The site was first uncovered by UNF in 1998 about 20 miles north of Jacksonville, Fla. Then four years ago, UNF Archaeology Lab Director Keith Ashley proposed students again take to the field.  

UNF students moved beyond reading about archaeology in textbooks to touching pieces of the past and having a direct physical connection to the lives of the Indigenous people who once inhabited Northeast Florida. 

Digging centimeter by centimeter. Meter by meter.

Discovering the village

The discoveries are vast and include more than 15,000 pieces of Indigenous pottery, more than 100 pieces of Spanish olive jar, colorful majolica plate fragments and religious imagery, demonstrating interactions with a nearby friar on an adjacent island and the colony of St. Augustine about 50 miles by water to the south. 

Students also found stains in the soil from where large posts once anchored structures. As they found more and more posts, they realized they were working within the footprint of what was once a structure about 50 to 60 feet in diameter.  

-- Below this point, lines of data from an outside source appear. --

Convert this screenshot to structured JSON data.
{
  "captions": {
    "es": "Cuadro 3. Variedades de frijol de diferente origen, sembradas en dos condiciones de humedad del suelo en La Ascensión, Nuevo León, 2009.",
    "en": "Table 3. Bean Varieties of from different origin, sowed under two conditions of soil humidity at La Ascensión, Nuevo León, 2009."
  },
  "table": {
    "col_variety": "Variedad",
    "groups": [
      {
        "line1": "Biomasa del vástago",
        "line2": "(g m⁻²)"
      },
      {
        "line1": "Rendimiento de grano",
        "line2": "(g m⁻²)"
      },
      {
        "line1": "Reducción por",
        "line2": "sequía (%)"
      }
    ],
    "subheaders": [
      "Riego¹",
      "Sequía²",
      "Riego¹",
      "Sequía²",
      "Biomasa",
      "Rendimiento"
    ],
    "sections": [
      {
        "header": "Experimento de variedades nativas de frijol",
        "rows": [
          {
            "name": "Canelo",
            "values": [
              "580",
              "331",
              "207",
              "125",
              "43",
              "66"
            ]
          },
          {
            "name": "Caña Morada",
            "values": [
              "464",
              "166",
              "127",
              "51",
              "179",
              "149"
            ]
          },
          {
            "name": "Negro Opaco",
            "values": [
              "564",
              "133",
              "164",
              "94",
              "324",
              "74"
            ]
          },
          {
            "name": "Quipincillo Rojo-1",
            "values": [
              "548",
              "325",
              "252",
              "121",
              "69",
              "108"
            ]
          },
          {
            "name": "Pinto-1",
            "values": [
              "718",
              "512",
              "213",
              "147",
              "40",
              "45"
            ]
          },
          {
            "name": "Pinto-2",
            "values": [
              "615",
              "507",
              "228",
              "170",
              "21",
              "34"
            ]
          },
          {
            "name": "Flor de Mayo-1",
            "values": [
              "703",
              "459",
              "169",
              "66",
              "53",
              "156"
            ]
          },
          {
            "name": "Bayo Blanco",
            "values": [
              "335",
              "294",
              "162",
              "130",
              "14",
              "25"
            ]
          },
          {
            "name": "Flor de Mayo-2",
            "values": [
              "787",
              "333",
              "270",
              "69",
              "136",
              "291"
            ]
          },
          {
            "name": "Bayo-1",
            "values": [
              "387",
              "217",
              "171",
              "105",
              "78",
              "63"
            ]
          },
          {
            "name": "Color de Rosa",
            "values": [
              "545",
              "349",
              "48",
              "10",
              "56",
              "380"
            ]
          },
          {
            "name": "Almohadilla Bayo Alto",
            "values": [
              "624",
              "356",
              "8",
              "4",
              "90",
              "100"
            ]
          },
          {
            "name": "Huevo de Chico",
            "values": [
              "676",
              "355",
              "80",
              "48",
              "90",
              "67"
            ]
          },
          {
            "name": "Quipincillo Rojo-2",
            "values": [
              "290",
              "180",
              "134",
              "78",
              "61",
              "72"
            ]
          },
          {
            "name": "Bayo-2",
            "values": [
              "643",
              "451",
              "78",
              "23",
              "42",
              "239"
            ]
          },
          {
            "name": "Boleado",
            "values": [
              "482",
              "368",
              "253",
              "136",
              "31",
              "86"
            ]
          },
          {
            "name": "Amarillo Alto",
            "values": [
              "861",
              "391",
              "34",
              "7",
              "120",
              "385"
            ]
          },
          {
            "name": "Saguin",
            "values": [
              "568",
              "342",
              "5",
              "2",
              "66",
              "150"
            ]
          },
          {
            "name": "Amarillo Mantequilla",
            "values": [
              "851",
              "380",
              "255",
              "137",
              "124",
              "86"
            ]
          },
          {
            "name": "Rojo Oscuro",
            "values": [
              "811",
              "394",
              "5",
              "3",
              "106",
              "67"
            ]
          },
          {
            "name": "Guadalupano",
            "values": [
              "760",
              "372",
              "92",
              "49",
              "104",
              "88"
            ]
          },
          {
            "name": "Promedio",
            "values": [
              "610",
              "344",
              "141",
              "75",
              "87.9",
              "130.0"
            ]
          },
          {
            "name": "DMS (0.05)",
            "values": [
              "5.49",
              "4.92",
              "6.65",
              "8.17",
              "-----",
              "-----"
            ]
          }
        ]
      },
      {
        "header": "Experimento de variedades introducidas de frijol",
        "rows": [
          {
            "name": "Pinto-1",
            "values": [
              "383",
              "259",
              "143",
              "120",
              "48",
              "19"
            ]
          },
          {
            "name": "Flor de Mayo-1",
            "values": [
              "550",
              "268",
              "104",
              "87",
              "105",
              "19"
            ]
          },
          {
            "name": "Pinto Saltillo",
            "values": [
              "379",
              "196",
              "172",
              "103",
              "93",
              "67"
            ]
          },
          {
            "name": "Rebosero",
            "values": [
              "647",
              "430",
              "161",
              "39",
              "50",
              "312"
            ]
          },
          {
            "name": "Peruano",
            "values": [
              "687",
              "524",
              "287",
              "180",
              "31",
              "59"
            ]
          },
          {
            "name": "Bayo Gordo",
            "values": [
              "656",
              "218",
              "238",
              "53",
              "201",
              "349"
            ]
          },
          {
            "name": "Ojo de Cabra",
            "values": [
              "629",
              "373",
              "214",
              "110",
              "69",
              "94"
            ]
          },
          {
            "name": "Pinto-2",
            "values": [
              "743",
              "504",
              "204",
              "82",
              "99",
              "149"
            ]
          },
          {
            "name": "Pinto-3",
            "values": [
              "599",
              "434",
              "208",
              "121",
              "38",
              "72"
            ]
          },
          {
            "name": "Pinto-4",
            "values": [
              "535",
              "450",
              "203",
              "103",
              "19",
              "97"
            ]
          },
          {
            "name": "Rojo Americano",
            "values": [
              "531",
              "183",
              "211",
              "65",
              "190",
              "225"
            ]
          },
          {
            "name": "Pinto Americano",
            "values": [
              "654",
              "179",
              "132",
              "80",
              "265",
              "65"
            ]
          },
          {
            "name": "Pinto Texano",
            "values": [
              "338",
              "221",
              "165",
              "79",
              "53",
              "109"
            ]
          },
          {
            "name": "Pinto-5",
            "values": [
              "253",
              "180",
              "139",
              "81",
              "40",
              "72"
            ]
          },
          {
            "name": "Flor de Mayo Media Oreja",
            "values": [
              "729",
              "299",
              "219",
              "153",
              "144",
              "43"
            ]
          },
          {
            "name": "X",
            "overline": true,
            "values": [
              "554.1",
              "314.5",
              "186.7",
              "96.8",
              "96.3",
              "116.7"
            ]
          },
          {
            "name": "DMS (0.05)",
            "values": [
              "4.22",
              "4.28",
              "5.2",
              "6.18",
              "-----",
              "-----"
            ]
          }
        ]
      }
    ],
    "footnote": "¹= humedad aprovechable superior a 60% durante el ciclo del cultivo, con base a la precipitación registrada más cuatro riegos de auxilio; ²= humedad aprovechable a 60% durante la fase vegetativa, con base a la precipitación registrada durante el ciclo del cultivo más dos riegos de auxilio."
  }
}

Archaeologists believe this would have been called a council house and served as a public building for gatherings, recreation and political and religious activities. 

It turns out UNF faculty and students found an area where not just a few people once lived.  

They had uncovered the lost Indigenous village of Sarabay. 

The search continues

After the UNF Archaeology Lab first discovered Sarabay in 2020, the team is currently undertaking one of the most intensive and extensive excavations at a Timucua village in the state of Florida. Through the current implementation of a four-year field project (2020-23), the students, faculty and volunteers are excavating broad areas in search of houses, activity areas and other buildings.

The Mocama-speaking Timucua Indians of northeastern Florida were among the first Indigenous populations of Florida encountered by European explorers in the 1560s. Documents written by the French and Spanish describe Timucua villages and hint at the locations. While the actual whereabouts of most of these villages had gone undetected for nearly 450 years, testing by the UNF Archaeology Lab has identified the archaeological location of the village of Sarabay at the Armellino site on Big Talbot Island, Florida.

This project, part of UNF’s larger Mocama Archaeological Project that first began in the 1990s, will provide a solid database for sixteenth-century Timucua settlements and allow students the opportunity to touch the ancient past of Northeast Florida.